- Sire: Khaled
- Grandsire: Hyperion
- Dam: Flying Choice
- Damsire: Flying Heels
- Sex: Stallion
- Foaled: 1953
- Country: United States
- Colour: Brown
- Breeder: Rex C. Ellsworth
- Owner: 1) Rex C. Ellsworth 2) Poltex Stable & Roland Bond
- Trainer: 1) Mesh Tenney 2) Carl Roles (from January 1957)
- Record: 66: 15-9-12
- Earnings: US$599,285

Major wins
- Santa Anita Derby (1956) Will Rogers Stakes (1956) San Vicente Handicap (1956) Argonaut Handicap (1957) San Antonio Handicap (1957) San Bernardino Handicap (1958, 1959) San Pasqual Handicap (1958) Santa Catalina Handicap (1958, 1959) Santa Anita Handicap (1959)

= Terrang =

American-bred Thoroughbred racehorse

Terrang (foaled 1953 in California) was an American Thoroughbred racehorse who in the 1950s won a record ten stakes races at Santa Anita Park including the Santa Anita Derby and Santa Anita Handicap.

==Background==
Bred by Rex Ellsworth, Terrang's dam was Flying Choice, a daughter of the good runner Flying Heels whose sire was the 1925 Kentucky Derby winner, Flying Ebony.

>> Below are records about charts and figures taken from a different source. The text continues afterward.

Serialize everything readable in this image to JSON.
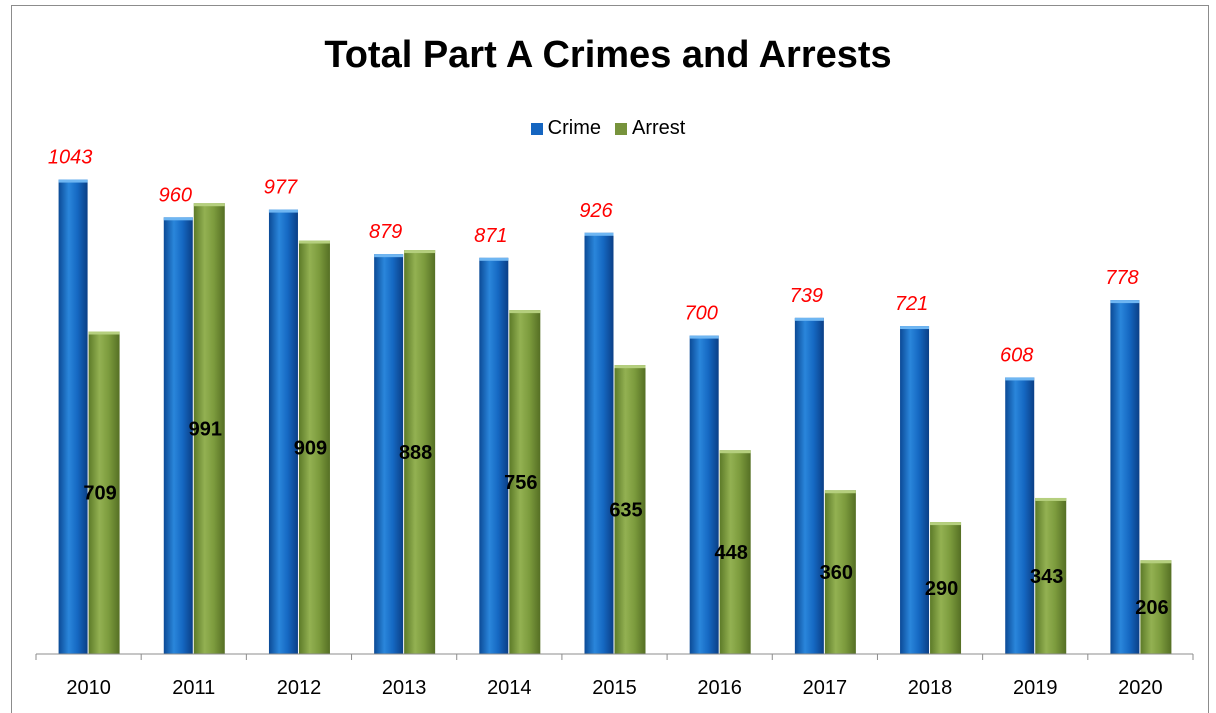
{
  "chart_data": {
    "type": "bar",
    "title": "Total Part A Crimes and Arrests",
    "xlabel": "",
    "ylabel": "",
    "categories": [
      "2010",
      "2011",
      "2012",
      "2013",
      "2014",
      "2015",
      "2016",
      "2017",
      "2018",
      "2019",
      "2020"
    ],
    "series": [
      {
        "name": "Crime",
        "color": "#1565c0",
        "label_color": "#ff0000",
        "label_style": "italic",
        "values": [
          1043,
          960,
          977,
          879,
          871,
          926,
          700,
          739,
          721,
          608,
          778
        ]
      },
      {
        "name": "Arrest",
        "color": "#77933c",
        "label_color": "#000000",
        "label_style": "bold",
        "values": [
          709,
          991,
          909,
          888,
          756,
          635,
          448,
          360,
          290,
          343,
          206
        ]
      }
    ],
    "ylim": [
      0,
      1130
    ],
    "grid": false,
    "legend": "top-center"
  }
}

His British-born sire Khaled was a winner of England's Coventry, Middle Park, and St. James's Palace Stakes. Imported to the United States by Ellsworth, Khaled was an outstanding stallion who also sired U.S. Racing Hall of Fame inductee, Swaps.

==Racing career==
Rex Ellsworth raced Terrang at age three in 1956. Under trainer Mesh Tenney, the colt won the most important race for three-year-olds on the West Coast, the Santa Anita Derby. Ridden by regular jockey Bill Shoemaker, he then finished twelfth in the Kentucky Derby and for the rest of the year showed little of his old form. On January 18, 1957, Ellsworth sold Terrang to Texan's Roland Bond and Lawrence S. Pollock, the latter using the nom de course, Poltex Stable. For his new owners, Terrang's race conditioning was handled by Carl Roles who got him back into top shape and guided him to great success over the next three years. Among those successes, in 1957 Terrang set a new Santa Anita track record for a mile and an eight in winning the San Antonio Handicap plus capped off his racing career at age six in 1959 with a win in the prestigious Santa Anita Handicap.

==Stud record==
Retired to stud duty having won twelve stakes races in all, Terrang sired several good stakes race winners including the 1970 Santa Anita Derby winner, Terlago.